Podtrzymując blondyna jedną ręką, drugą przekręcił klucz w zamku i otworzył drzwi. Na ślepo wymacał znajdujący się zaraz przy nich włącznik, a wnętrze zalało jasne światło. Changbin westchnął. Cóż, zdecydowanie powinien był posprzątać przed wyjściem. Z niechęcią pomyślał o tym, że po powrocie nie będzie mógł odpocząć. Na podłodze rozrzucone były ubrania, które wyrzucił z szafy w poszukiwaniu czegoś odpowiedniego, a pozostawione brudne naczynia po obiedzie, nadal leżały na stole.

Zamknął drzwi, z powrotem obejmując chłopaka obiema rękami i zaczął iść w stronę kanapy.

- Jeszcze...parę...kroków - wydyszał, po czym z ulgą położył blondyna na sofie. Usiadł obok, oddychając ciężko.

Seo Changbin, nigdy więcej takich pomysłów, pomyślał, kryjąc twarz w dłoniach. Jakie to było nieprzemyślane! Okej, właśnie kogoś uratował, ale co dalej? Nie wiedział kim jest ten blondyn, ani jakie mogą być jego zamiary.
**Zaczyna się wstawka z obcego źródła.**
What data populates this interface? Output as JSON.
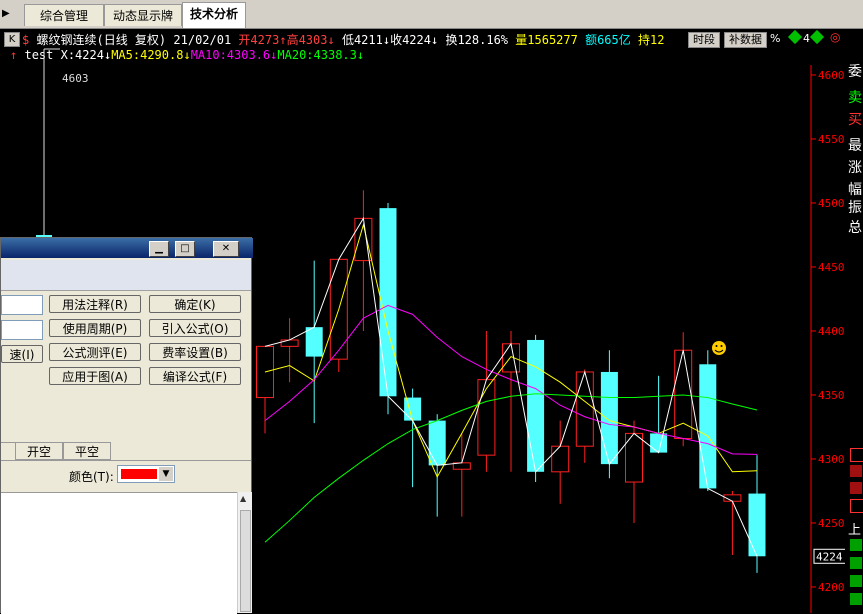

Co prawda wyglądał niewinnie, ale urocza twarzyczka nie jest przepustką do nieba. Przecież właśnie mógł przywlec do swojego mieszkania jakiegoś dajmy na to złodzieja albo narkomana. Być może przesadzał, ale życie bywa przewrotne i nigdy nie wiadomo co jest w stanie się wydarzyć.

- Ciesz się, że tak wierzę w ludzi - mruknął do najspokojniej w świecie śpiącego chłopaka, okrywając go kocem. Musiał wracać do klubu po kolejnego potrzebującego opieki dzieciaka. Teoretycznie mógł zostawić Minho, żeby ten radził sobie sam, jednak czuł, że nie powinien. Na jego nieszczęście brunet, choć zwykle małomówny i spokojny, po alkoholu potrafił przejść samego siebie. Changbin zawsze zastanawiał się, jakim cudem parę kieliszków potrafi obudzić w chłopaku tak nieobliczalne zachowania. Zostawiając Minho chociaż na chwilę, nigdy nie wiedziało się, czy po powrocie znajdzie się go na stole, czy pod stołem.

Trudno, najwyżej zastanę dom splądrowany, pomyślał, po raz ostatni patrząc na blondyna, który właśnie uśmiechnął się lekko przez sen.

Wstał, przeciągając się, po czym ruszył w stronę drzwi. Czekała go cholernie długa, męcząca noc. 

a/n 

Ten rozdział jest dość krótki, ale wolałam żeby był osobny, niż połączony z tym, co będzie się działo dalej. 

W ogóle czuję, że to fanfiction będzie krówką ciągutką. W zanadrzu mam napisane już całkiem sporo części. 

Bynajmniej mam nadzieję, że miło się będzie wam czytać.